DUBLIN: Ireland votes on Friday in a hotly-fought election, in which austerity-weary voters are expected to put the ruling Fine Gael party in front but with a diminished showing that could see it struggle to form a government.

Analysts say the party of Prime Minister Enda Kenny may be able to cobble together a coalition with smaller parties and independents. If not, Kenny could be forced to call a second election or consider a pact with Fianna Fail: Fine Gael’s traditional rival.

“Everybody knows Fine Gael will be the largest party but they won’t be big enough to govern on their own,” said politics lecturer Maura Adshead of the University of Limerick.

Though the country of 4.6 million inhabitants has become the champion of growth in Europe with seven per cent growth in the first nine months of 2015, voters are disillusioned after years of belt tightening brought on by a crisis that discredited the elites.

“It’s clearly an anti-austerity election ... one of the most unpredictable of the last decades,” said Jon Tonge, professor of politics at the University of Liverpool. “They want a better future without the hardships of austerity measures.”

Kenny and his outgoing coalition partners Labour have campaigned for re-election on a vow to “keep the recovery going” and finish the work begun by the party since the last general election in 2011.

“The recovery is very fragile and cannot and should not be taken for granted ... The last thing that this country needs now is political instability,” Kenny told reporters this week.

“I accept that many people are not feeling the recovery. That’s why we need a second term to complete the job that people gave us, to fix our public finances and get people back to work.”

‘People are dissatisfied’

Polls indicate that Fine Gael will come first, followed by the main opposition Fianna Fail and the left-wing Sinn Fein.

The Labour party, which has been in coalition with Fine Gael for the past five years, looked set to be punished by its centre-left voter base for helping introduce austerity.

Disillusioned voters look set to switch their support to independent politicians, small parties and anti-austerity candidates: a fractured group that could make forming a government more difficult.

“The increase in independents is an indication that people are dissatisfied with the traditional mainstream parties,” Adshead said.

Irish resentment crystallised around new charges on water brought in at the start of 2015 despite large demonstrations. “It was a tax too far,” said Richard Colwell, head of Red C polling.

Beneficiaries of the anger have been the new Anti Austerity Alliance/People Before Profit group and republican party Sinn Fein — once the political voice of the IRA in Northern Ireland, which has grown its support in the south in recent years by championing opposition to spending cuts.

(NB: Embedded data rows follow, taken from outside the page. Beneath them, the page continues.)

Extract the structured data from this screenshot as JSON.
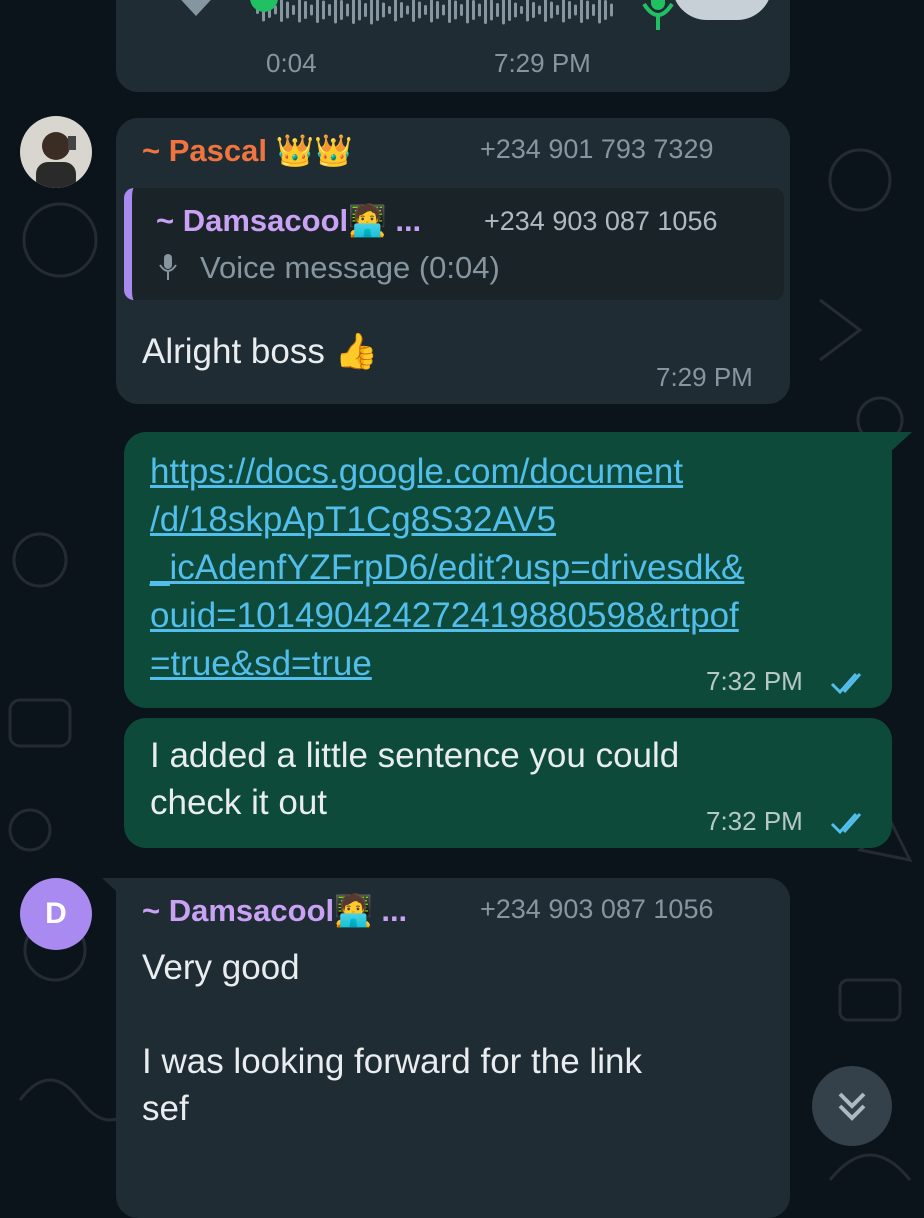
{
  "voice_top": {
    "duration": "0:04",
    "time": "7:29 PM"
  },
  "msg_pascal": {
    "sender": "~ Pascal 👑👑",
    "phone": "+234 901 793 7329",
    "quote_sender": "~ Damsacool🧑‍💻 ...",
    "quote_phone": "+234 903 087 1056",
    "quote_text": "Voice message (0:04)",
    "text": "Alright boss 👍",
    "time": "7:29 PM"
  },
  "msg_link": {
    "lines": [
      "https://docs.google.com/document",
      "/d/18skpApT1Cg8S32AV5",
      "_icAdenfYZFrpD6/edit?usp=drivesdk&",
      "ouid=101490424272419880598&rtpof",
      "=true&sd=true"
    ],
    "time": "7:32 PM"
  },
  "msg_added": {
    "lines": [
      "I added a little sentence you could",
      "check it out"
    ],
    "time": "7:32 PM"
  },
  "msg_dams": {
    "avatar_letter": "D",
    "sender": "~ Damsacool🧑‍💻 ...",
    "phone": "+234 903 087 1056",
    "lines": [
      "Very good",
      "",
      "I was looking forward for the link",
      "sef"
    ]
  },
  "colors": {
    "background": "#0b141a",
    "incoming_bubble": "#202c33",
    "outgoing_bubble": "#0d4a3a",
    "pascal_name": "#f0743e",
    "damsacool_name": "#c9a2f5",
    "link": "#53bdeb",
    "read_ticks": "#53bdeb",
    "mic_green": "#21c063"
  },
  "icons": [
    "play-icon",
    "mic-icon",
    "double-check-icon",
    "scroll-down-icon"
  ]
}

The country has been led alternately by Fianna Fail and Fine Gael since 1932, bitter rivals whose divisions go back to a 1920s civil war.

The two differ little in political fundamentals, but both their grass-roots support and party old guard could find an alliance unthinkable.

But Noel Whelan, a former Fianna Fail councillor, said “a coalition between Fianna Fail and Fine Gael is the most likely outcome” for lack of other credible alternatives.

Both would be reluctant to consider a pact with Sinn Fein, still haunted by its association with Northern Ireland’s violent history.